Il percorso di un francese atipico
di Paolo Modugno
da Ideazione di gennaio-febbraio 2005
Jean-François Revel è un intellettuale dalla verve polemica e
anticonformista che, fin dai suoi esordi alla fine degli anni Cinquanta,
ha costantemente suscitato passioni. In occasione dell’uscita del suo
ultimo libro, L’Obsession anti-américaine, nell’inserto letterario di Le
Monde è descritto come «l’onore degli intellettuali» francesi. Mentre
Serge Halimi, in un articolo intitolato parafrasando il titolo del
libro, “une obsession philo-américaine”, lo apostrofa come «uno dei
saggisti francesi che si sono maggiormente sbagliati su tutto»

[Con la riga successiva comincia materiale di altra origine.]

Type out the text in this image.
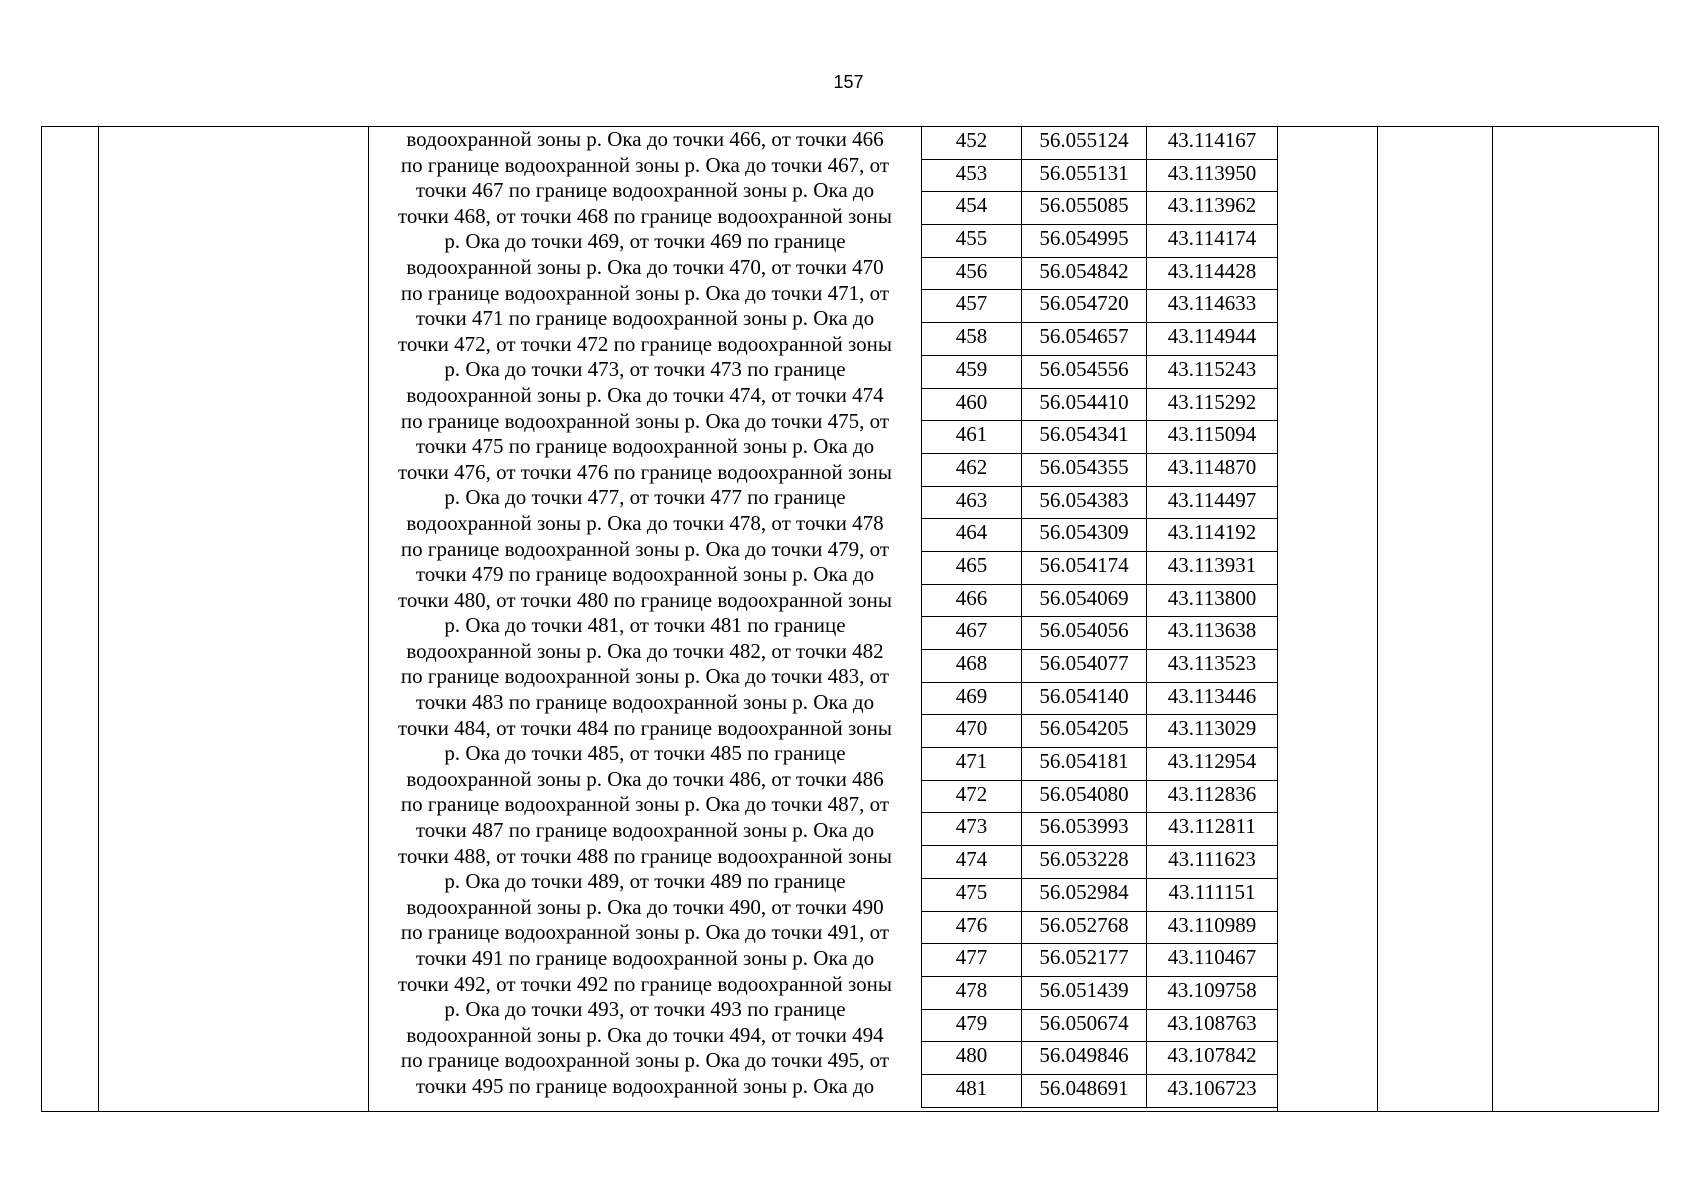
157
водоохранной зоны р. Ока до точки 466, от точки 466
по границе водоохранной зоны р. Ока до точки 467, от
точки 467 по границе водоохранной зоны р. Ока до
точки 468, от точки 468 по границе водоохранной зоны
р. Ока до точки 469, от точки 469 по границе
водоохранной зоны р. Ока до точки 470, от точки 470
по границе водоохранной зоны р. Ока до точки 471, от
точки 471 по границе водоохранной зоны р. Ока до
точки 472, от точки 472 по границе водоохранной зоны
р. Ока до точки 473, от точки 473 по границе
водоохранной зоны р. Ока до точки 474, от точки 474
по границе водоохранной зоны р. Ока до точки 475, от
точки 475 по границе водоохранной зоны р. Ока до
точки 476, от точки 476 по границе водоохранной зоны
р. Ока до точки 477, от точки 477 по границе
водоохранной зоны р. Ока до точки 478, от точки 478
по границе водоохранной зоны р. Ока до точки 479, от
точки 479 по границе водоохранной зоны р. Ока до
точки 480, от точки 480 по границе водоохранной зоны
р. Ока до точки 481, от точки 481 по границе
водоохранной зоны р. Ока до точки 482, от точки 482
по границе водоохранной зоны р. Ока до точки 483, от
точки 483 по границе водоохранной зоны р. Ока до
точки 484, от точки 484 по границе водоохранной зоны
р. Ока до точки 485, от точки 485 по границе
водоохранной зоны р. Ока до точки 486, от точки 486
по границе водоохранной зоны р. Ока до точки 487, от
точки 487 по границе водоохранной зоны р. Ока до
точки 488, от точки 488 по границе водоохранной зоны
р. Ока до точки 489, от точки 489 по границе
водоохранной зоны р. Ока до точки 490, от точки 490
по границе водоохранной зоны р. Ока до точки 491, от
точки 491 по границе водоохранной зоны р. Ока до
точки 492, от точки 492 по границе водоохранной зоны
р. Ока до точки 493, от точки 493 по границе
водоохранной зоны р. Ока до точки 494, от точки 494
по границе водоохранной зоны р. Ока до точки 495, от
точки 495 по границе водоохранной зоны р. Ока до
452	56.055124	43.114167
453	56.055131	43.113950
454	56.055085	43.113962
455	56.054995	43.114174
456	56.054842	43.114428
457	56.054720	43.114633
458	56.054657	43.114944
459	56.054556	43.115243
460	56.054410	43.115292
461	56.054341	43.115094
462	56.054355	43.114870
463	56.054383	43.114497
464	56.054309	43.114192
465	56.054174	43.113931
466	56.054069	43.113800
467	56.054056	43.113638
468	56.054077	43.113523
469	56.054140	43.113446
470	56.054205	43.113029
471	56.054181	43.112954
472	56.054080	43.112836
473	56.053993	43.112811
474	56.053228	43.111623
475	56.052984	43.111151
476	56.052768	43.110989
477	56.052177	43.110467
478	56.051439	43.109758
479	56.050674	43.108763
480	56.049846	43.107842
481	56.048691	43.106723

precisando che «alcune delle sue tecniche retoriche meritano di essere
qualificate come stalino-reganiane». Sono questo tipo di giudizi che
permettono a Ulderico Munzi di individuare in Jean-François Revel «una
sorta di perseguitato» verso il quale «la rabbia dell’intellighenzia
parigina schiuma sempre di più». Malgrado le costanti avversioni, il suo
brillante cursus honorum (durante il quale è stato nominato: Cavaliere
della Légion d’honneur, Ufficiale dell’ordine della Croce del Sud del
Brasile, Grande Ufficiale dell’ordine di Enrico il navigatore del
Portogallo) ha trovato l’apice nell’ingresso nel 1997 nel ristretto
circolo degli “immortali” che siedono all’Académie Française. Nel
discorso di accoglienza pronunciato alla cerimonia di ricevimento in
questa prestigiosa istituzione, il celebre letterato Marc Fumaroli per
descrivere la sua vita traccia una galleria di una decina di personaggi.
Nel breve spazio di questo articolo ci limiteremo a dare qualche spunto
permettendoci di rinviare le persone interessate ad approfondire i
differenti aspetti di questa folgorante personalità, alla lettura delle
memorie pubblicate, sempre nel 1997, con il titolo Le voleur dans la
maison vide.
Jean-François Ricard, noto con lo pseudonimo di Revel (vedi infra), è
nato nel 1924 a Marsiglia. Il padre di modeste origini perviene, grazie
alla sua «naturale intelligenza» e ad un «bel matrimonio», a far parte
della borghesia della città e la famiglia abiterà una bella dimora
provenzale, “La Pinède”. Dopo il liceo presso i gesuiti a l’Ecole libre
de Provence, entra nella prestigiosa Ecole Normale Supérieure della rue
d’Ulm a Parigi dove porta a compimento i suoi studi di filosofia.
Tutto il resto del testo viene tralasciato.